Me acordé hoy de cuán a menudo he visto al endrino (2) crecer en el seto todo erizado con mil púas, pero justo en el centro del arbusto he visto un precioso nido de un pajarito. ¿Por qué puso esa criatura su habitación allí? Porque las espinas se convierten en una protección para ella, y la abrigan de cualquier daño. Conforme meditaba anoche sobre este bendito tema, se me ocurrió pedirles que construyan sus nidos dentro de las espinas de Cristo. Es un lugar seguro para los pecadores. Analicen los sufrimientos de su Salvador, y verán la expiación del pecado. ¡Vuelen a Sus heridas! ¡Vuelen ustedes, tímidas palomas estremecidas! No hay un lugar de descanso más seguro para ustedes. Construyan sus nidos, lo repito, entre estas espinas, y cuando lo hayan hecho, y hayan confiado en Jesús, y lo hayan aceptado como su todo en todo, entonces vengan y coronen Su sagrada cabeza con otras coronas. ¿Cuál gloria merece? ¿Qué es lo suficientemente bueno para Él? Si pudiéramos tomar todas las cosas preciosas de todos los tesoros de los monarcas, no serían dignas ni de ser piedrecillas a Su pies. Si pudiéramos traerle todos los cetros, mitras, tiaras, diademas y todas las otras pompas de la tierra, serían todas indignas de ser arrojadas al polvo delante de Él.

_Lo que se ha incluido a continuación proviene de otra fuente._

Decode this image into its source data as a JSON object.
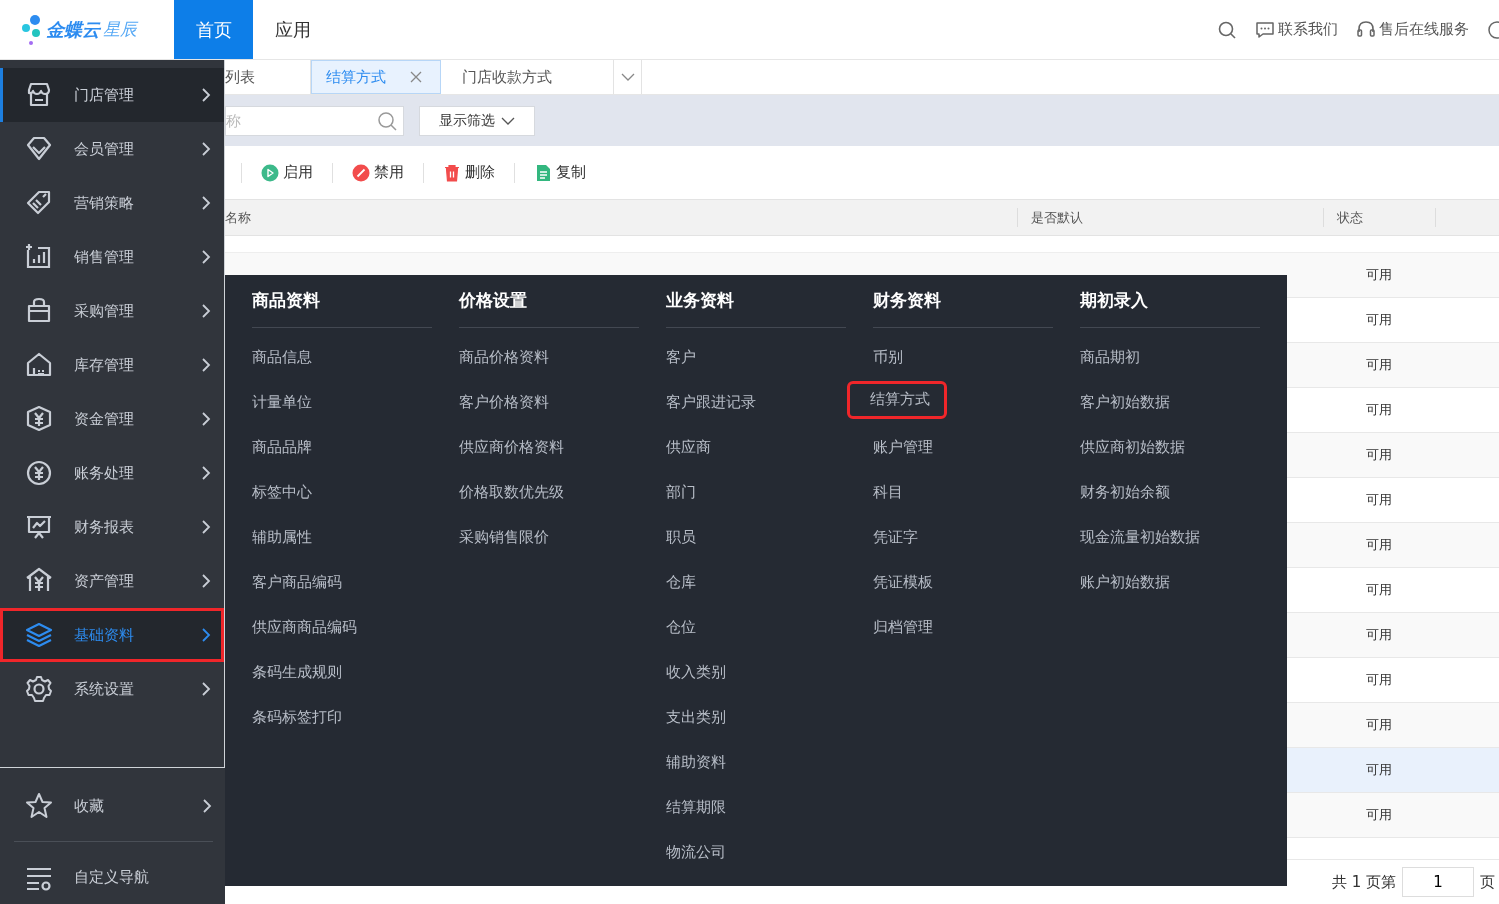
{
  "header": {
    "logo": {
      "brand": "金蝶云",
      "product": "星辰"
    },
    "nav": [
      {
        "label": "首页",
        "selected": true
      },
      {
        "label": "应用",
        "selected": false
      }
    ],
    "links": [
      {
        "label": "联系我们"
      },
      {
        "label": "售后在线服务"
      }
    ]
  },
  "sidebar": {
    "items": [
      {
        "label": "门店管理",
        "current": true,
        "selected": false,
        "highlighted": false
      },
      {
        "label": "会员管理",
        "current": false,
        "selected": false,
        "highlighted": false
      },
      {
        "label": "营销策略",
        "current": false,
        "selected": false,
        "highlighted": false
      },
      {
        "label": "销售管理",
        "current": false,
        "selected": false,
        "highlighted": false
      },
      {
        "label": "采购管理",
        "current": false,
        "selected": false,
        "highlighted": false
      },
      {
        "label": "库存管理",
        "current": false,
        "selected": false,
        "highlighted": false
      },
      {
        "label": "资金管理",
        "current": false,
        "selected": false,
        "highlighted": false
      },
      {
        "label": "账务处理",
        "current": false,
        "selected": false,
        "highlighted": false
      },
      {
        "label": "财务报表",
        "current": false,
        "selected": false,
        "highlighted": false
      },
      {
        "label": "资产管理",
        "current": false,
        "selected": false,
        "highlighted": false
      },
      {
        "label": "基础资料",
        "current": false,
        "selected": true,
        "highlighted": true
      },
      {
        "label": "系统设置",
        "current": false,
        "selected": false,
        "highlighted": false
      }
    ],
    "favorites": {
      "label": "收藏"
    },
    "custom_nav": {
      "label": "自定义导航"
    }
  },
  "tabs": [
    {
      "label": "列表",
      "selected": false,
      "closable": false
    },
    {
      "label": "结算方式",
      "selected": true,
      "closable": true
    },
    {
      "label": "门店收款方式",
      "selected": false,
      "closable": false
    }
  ],
  "filter": {
    "search": {
      "placeholder": "称"
    },
    "button": "显示筛选"
  },
  "toolbar": [
    {
      "label": "启用",
      "kind": "enable"
    },
    {
      "label": "禁用",
      "kind": "disable"
    },
    {
      "label": "删除",
      "kind": "delete"
    },
    {
      "label": "复制",
      "kind": "copy"
    }
  ],
  "table": {
    "columns": [
      "名称",
      "是否默认",
      "状态"
    ],
    "rows": [
      {
        "status": "可用",
        "selected": false
      },
      {
        "status": "可用",
        "selected": false
      },
      {
        "status": "可用",
        "selected": false
      },
      {
        "status": "可用",
        "selected": false
      },
      {
        "status": "可用",
        "selected": false
      },
      {
        "status": "可用",
        "selected": false
      },
      {
        "status": "可用",
        "selected": false
      },
      {
        "status": "可用",
        "selected": false
      },
      {
        "status": "可用",
        "selected": false
      },
      {
        "status": "可用",
        "selected": false
      },
      {
        "status": "可用",
        "selected": false
      },
      {
        "status": "可用",
        "selected": true
      },
      {
        "status": "可用",
        "selected": false
      }
    ]
  },
  "pagination": {
    "prefix": "共 1 页第",
    "page": "1",
    "suffix": "页"
  },
  "mega_menu": {
    "columns": [
      {
        "title": "商品资料",
        "items": [
          {
            "label": "商品信息",
            "highlighted": false
          },
          {
            "label": "计量单位",
            "highlighted": false
          },
          {
            "label": "商品品牌",
            "highlighted": false
          },
          {
            "label": "标签中心",
            "highlighted": false
          },
          {
            "label": "辅助属性",
            "highlighted": false
          },
          {
            "label": "客户商品编码",
            "highlighted": false
          },
          {
            "label": "供应商商品编码",
            "highlighted": false
          },
          {
            "label": "条码生成规则",
            "highlighted": false
          },
          {
            "label": "条码标签打印",
            "highlighted": false
          }
        ]
      },
      {
        "title": "价格设置",
        "items": [
          {
            "label": "商品价格资料",
            "highlighted": false
          },
          {
            "label": "客户价格资料",
            "highlighted": false
          },
          {
            "label": "供应商价格资料",
            "highlighted": false
          },
          {
            "label": "价格取数优先级",
            "highlighted": false
          },
          {
            "label": "采购销售限价",
            "highlighted": false
          }
        ]
      },
      {
        "title": "业务资料",
        "items": [
          {
            "label": "客户",
            "highlighted": false
          },
          {
            "label": "客户跟进记录",
            "highlighted": false
          },
          {
            "label": "供应商",
            "highlighted": false
          },
          {
            "label": "部门",
            "highlighted": false
          },
          {
            "label": "职员",
            "highlighted": false
          },
          {
            "label": "仓库",
            "highlighted": false
          },
          {
            "label": "仓位",
            "highlighted": false
          },
          {
            "label": "收入类别",
            "highlighted": false
          },
          {
            "label": "支出类别",
            "highlighted": false
          },
          {
            "label": "辅助资料",
            "highlighted": false
          },
          {
            "label": "结算期限",
            "highlighted": false
          },
          {
            "label": "物流公司",
            "highlighted": false
          }
        ]
      },
      {
        "title": "财务资料",
        "items": [
          {
            "label": "币别",
            "highlighted": false
          },
          {
            "label": "结算方式",
            "highlighted": true
          },
          {
            "label": "账户管理",
            "highlighted": false
          },
          {
            "label": "科目",
            "highlighted": false
          },
          {
            "label": "凭证字",
            "highlighted": false
          },
          {
            "label": "凭证模板",
            "highlighted": false
          },
          {
            "label": "归档管理",
            "highlighted": false
          }
        ]
      },
      {
        "title": "期初录入",
        "items": [
          {
            "label": "商品期初",
            "highlighted": false
          },
          {
            "label": "客户初始数据",
            "highlighted": false
          },
          {
            "label": "供应商初始数据",
            "highlighted": false
          },
          {
            "label": "财务初始余额",
            "highlighted": false
          },
          {
            "label": "现金流量初始数据",
            "highlighted": false
          },
          {
            "label": "账户初始数据",
            "highlighted": false
          }
        ]
      }
    ]
  }
}
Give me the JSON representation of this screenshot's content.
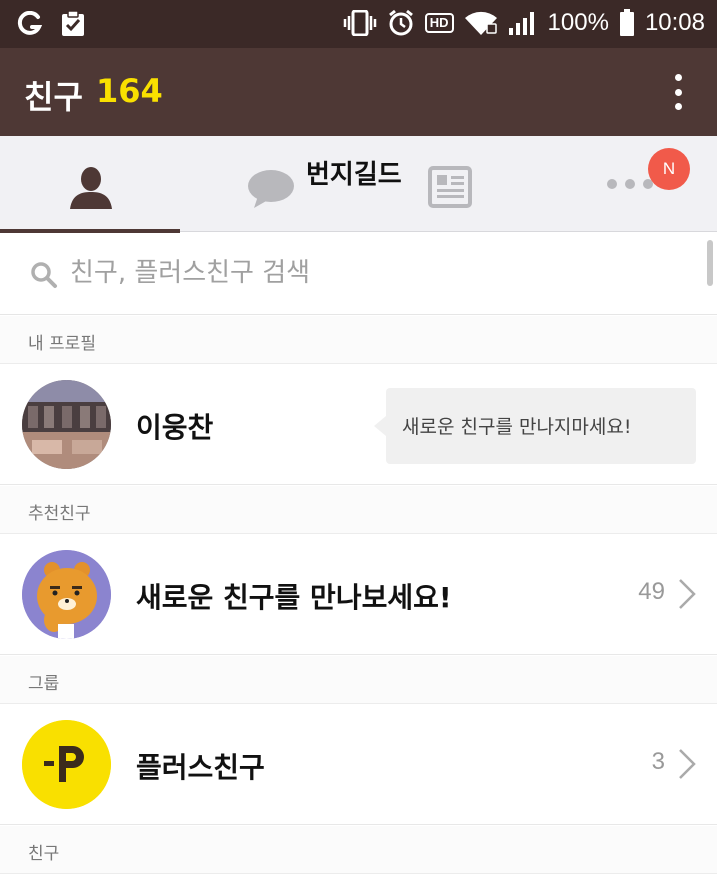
{
  "status_bar": {
    "battery": "100%",
    "time": "10:08",
    "hd": "HD"
  },
  "header": {
    "title": "친구",
    "count": "164",
    "menu_icon": "more-vertical-icon"
  },
  "tabs": [
    {
      "name": "friends",
      "icon": "person-icon",
      "active": true
    },
    {
      "name": "chat",
      "icon": "chat-bubble-icon",
      "active": false
    },
    {
      "name": "news",
      "icon": "newspaper-icon",
      "active": false
    },
    {
      "name": "more",
      "icon": "more-horizontal-icon",
      "active": false
    }
  ],
  "overlay_text": "번지길드",
  "badge": "N",
  "search": {
    "placeholder": "친구, 플러스친구 검색"
  },
  "sections": {
    "my_profile": "내 프로필",
    "recommended": "추천친구",
    "group": "그룹",
    "friends": "친구"
  },
  "my_profile": {
    "name": "이웅찬",
    "bubble": "새로운 친구를 만나지마세요!"
  },
  "recommended_row": {
    "name": "새로운 친구를 만나보세요!",
    "count": "49"
  },
  "plus_row": {
    "name": "플러스친구",
    "count": "3",
    "logo": "P"
  },
  "colors": {
    "status_bar": "#3b2927",
    "header": "#4e3835",
    "count_yellow": "#f9e000",
    "badge_red": "#f15a4a"
  }
}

¿Con qué habríamos de coronarle? Vengan, tejamos conjuntamente nuestras alabanzas y usemos nuestras lágrimas como perlas y nuestro amor como oro. Brillarán como diamantes en Su estima, pues Él ama el arrepentimiento, y ama la fe. Hagamos una guirnalda esta mañana con nuestras alabanzas y coronémosle como el Laureado de gracia. Este día en que resucitó de los muertos, glorifiquémosle. Oh, que recibamos gracia para hacerlo con el corazón, y luego en nuestra vida, y luego con nuestra lengua, para que alabemos eternamente a Quien sometió Su cabeza a la vergüenza por nosotros.

Porción de la Escritura leída antes del Sermón: Mateo 27: 11-54.


Nota del traductor:

(1) Corona mural: la que se concedía al soldado que escalaba el primero el muro de una ciudad sitiada.
(2) Endrino: arbusto rosáceo, muy espinoso.